Recoloco dois artigos de 28 de julho. O primeiro, A epifania do soutien, de 2015, inclui o anúncio “O primeiro Valisere a gente nunca esquece”, de 1987. Multipremiado, Leão de Ouro no Festival de Cannes, consta do livro Os 100 Melhores Comerciais de Todos os Tempos, da jornalista americana Bernice Kanner.
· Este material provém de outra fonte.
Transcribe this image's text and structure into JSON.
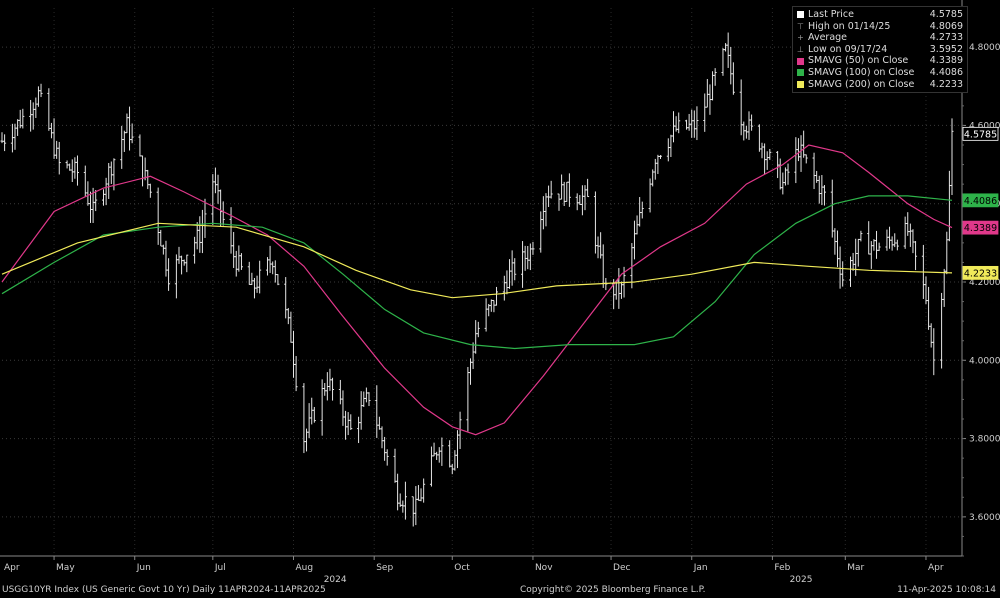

Em abril de 1987, a marca VALISERE entraria para a história da publicidade brasileira através da campanha “O primeiro Valisere a gente nunca esquece”, criada por Washington Olivetto e que mostrava o fascínio de uma adolescente, interpretada por Patrícia Lucchesi (então com 11 anos), ao usar seu primeiro sutiã e a sua timidez em ser notada como mulher. O comercial não apenas levantou a imagem da marca de lingerie, além de ganhar vários prêmios no Brasil e no exterior, como também se tornou um ícone da publicidade brasileira, cravando no imaginário popular a frase “O primeiro sutiã a gente não esquece”. O comercial (que pode ser assistido clicando aqui), criado para rejuvenescer a imagem da marca e atrair consumidoras adolescentes, figura, há três décadas, na lista dos filmes mais premiados e citados no meio publicitário e pelo grande público. Essa importância é ainda mais explícita ao fazer uma simples pesquisa no Google para perceber a força desse bordão. São nada menos que 17.500 mil citações distribuídas por sites sobre propaganda, reportagens, blogs, crônicas, chats de bate-papo e até mesmo artigos acadêmicos. Com o êxito da campanha, a marca aumentou gradativamente seus investimentos para comunicação e hoje destina milhões de reais para ações de marketing. (Mundo das Marcas: https://mundodasmarcas.blogspot.com/2006/06/valisre-para-mulheres-inesquecveis.html).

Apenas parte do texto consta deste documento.